Jorge Schiavon, académico del Departamento de Estudios Internacionales de la Universidad Iberoamericana, resalta cinco elementos esenciales que deberían guiar una política exterior efectiva, conocidas como las “cinco P’s”: política pública, prioridad presidencial, proactividad, presupuesto y profesionalismo. Sin embargo, Schiavon subraya que actualmente ninguno de estos componentes se cumple adecuadamente.
La falta de una política pública estratégica y una prioridad presidencial vinculada a la agenda internacional, sumada a un enfoque Reactivo en vez de Proactivo, han hecho que México no pueda enfrentar adecuadamente los retos a los que se enfrenta. Contextos globales deteriorados, como la crisis del multilateralismo, la invasión rusa a Ucrania y las tensiones entre China y Estados Unidos, han acentuado esta situación, así como la llegada de Donald Trump a la presidencia de Estados Unidos, que ha añadido presión a la política diplomática mexicana.
A pesar de estos desafíos, Schiavon reconoce que se ha observado cierta evolución con la participación más activa de la presidenta Claudia Sheinbaum y del secretario de Relaciones Exteriores, Juan Ramón de la Fuente, en foros internacionales como el G20 en Brasil y el G7 en Canadá. No obstante, la política de austeridad ha reducido las capacidades operativas de la cancillería, afectando al personal y limitando su efectividad.
Gabriela de la Paz, profesora de Relaciones Internacionales en el TEC de Monterrey, agrega que México ha adoptado una política exterior poco notable, con escasos cambios en sus intereses y limitaciones en su participación en foros internacionales. La tensión con España y la prevalencia de relaciones bilaterales sobre la acción multilateral reflejan una falta de visión proactiva.

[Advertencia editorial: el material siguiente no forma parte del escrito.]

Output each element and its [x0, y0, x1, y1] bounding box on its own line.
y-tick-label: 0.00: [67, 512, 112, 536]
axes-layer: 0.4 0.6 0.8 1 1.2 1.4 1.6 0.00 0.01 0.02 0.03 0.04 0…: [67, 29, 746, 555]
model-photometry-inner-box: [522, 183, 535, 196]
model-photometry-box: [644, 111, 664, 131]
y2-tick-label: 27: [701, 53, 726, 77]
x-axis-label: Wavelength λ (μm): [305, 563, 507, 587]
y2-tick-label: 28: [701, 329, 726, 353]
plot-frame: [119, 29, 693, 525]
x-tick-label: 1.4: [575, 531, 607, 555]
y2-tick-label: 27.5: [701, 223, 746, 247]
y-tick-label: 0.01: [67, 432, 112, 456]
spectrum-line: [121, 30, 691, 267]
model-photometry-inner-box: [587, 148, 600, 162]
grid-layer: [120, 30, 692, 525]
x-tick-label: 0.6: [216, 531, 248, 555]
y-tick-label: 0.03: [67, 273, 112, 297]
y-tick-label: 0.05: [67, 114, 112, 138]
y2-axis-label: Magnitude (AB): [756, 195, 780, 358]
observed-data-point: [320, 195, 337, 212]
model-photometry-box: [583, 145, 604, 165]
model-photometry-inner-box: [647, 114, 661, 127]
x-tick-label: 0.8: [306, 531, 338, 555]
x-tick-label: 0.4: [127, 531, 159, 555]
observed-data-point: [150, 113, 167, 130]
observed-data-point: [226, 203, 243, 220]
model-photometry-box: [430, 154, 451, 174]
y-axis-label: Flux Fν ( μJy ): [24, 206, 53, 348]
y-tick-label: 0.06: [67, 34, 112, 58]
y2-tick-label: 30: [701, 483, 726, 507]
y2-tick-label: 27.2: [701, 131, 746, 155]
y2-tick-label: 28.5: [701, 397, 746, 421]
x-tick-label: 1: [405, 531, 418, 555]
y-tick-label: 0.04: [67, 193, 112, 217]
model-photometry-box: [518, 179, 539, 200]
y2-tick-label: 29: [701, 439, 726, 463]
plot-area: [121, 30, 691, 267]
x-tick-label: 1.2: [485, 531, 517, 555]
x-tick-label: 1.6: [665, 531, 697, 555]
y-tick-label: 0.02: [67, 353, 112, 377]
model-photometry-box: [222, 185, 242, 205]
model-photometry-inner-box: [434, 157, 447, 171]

En los consulados de Estados Unidos, la carencia de recursos ha mermado la atención a los mexicanos en el exterior, mientras que el país no ha tomado una postura firme frente a crisis internacionales, como la guerra en Gaza o la invasión rusa. De la Paz insiste en que si México no asume un papel de liderazgo en la región, otras naciones como Brasil o Argentina podrían ocupar ese vacío. Destaca además la urgencia de que la cancillería desarrolle un trabajo más visible y estratégico, con el fin de equilibrar la influencia de Estados Unidos en el continente.
Dada esta situación, que corresponde a la fecha de publicación original, 2025-09-05, es crucial que se reflexione sobre el futuro de la política exterior mexicana, considerando el impacto de decisiones estratégicas y la necesidad de un enfoque integral que lleve al país a una posición más destacada en el ámbito internacional.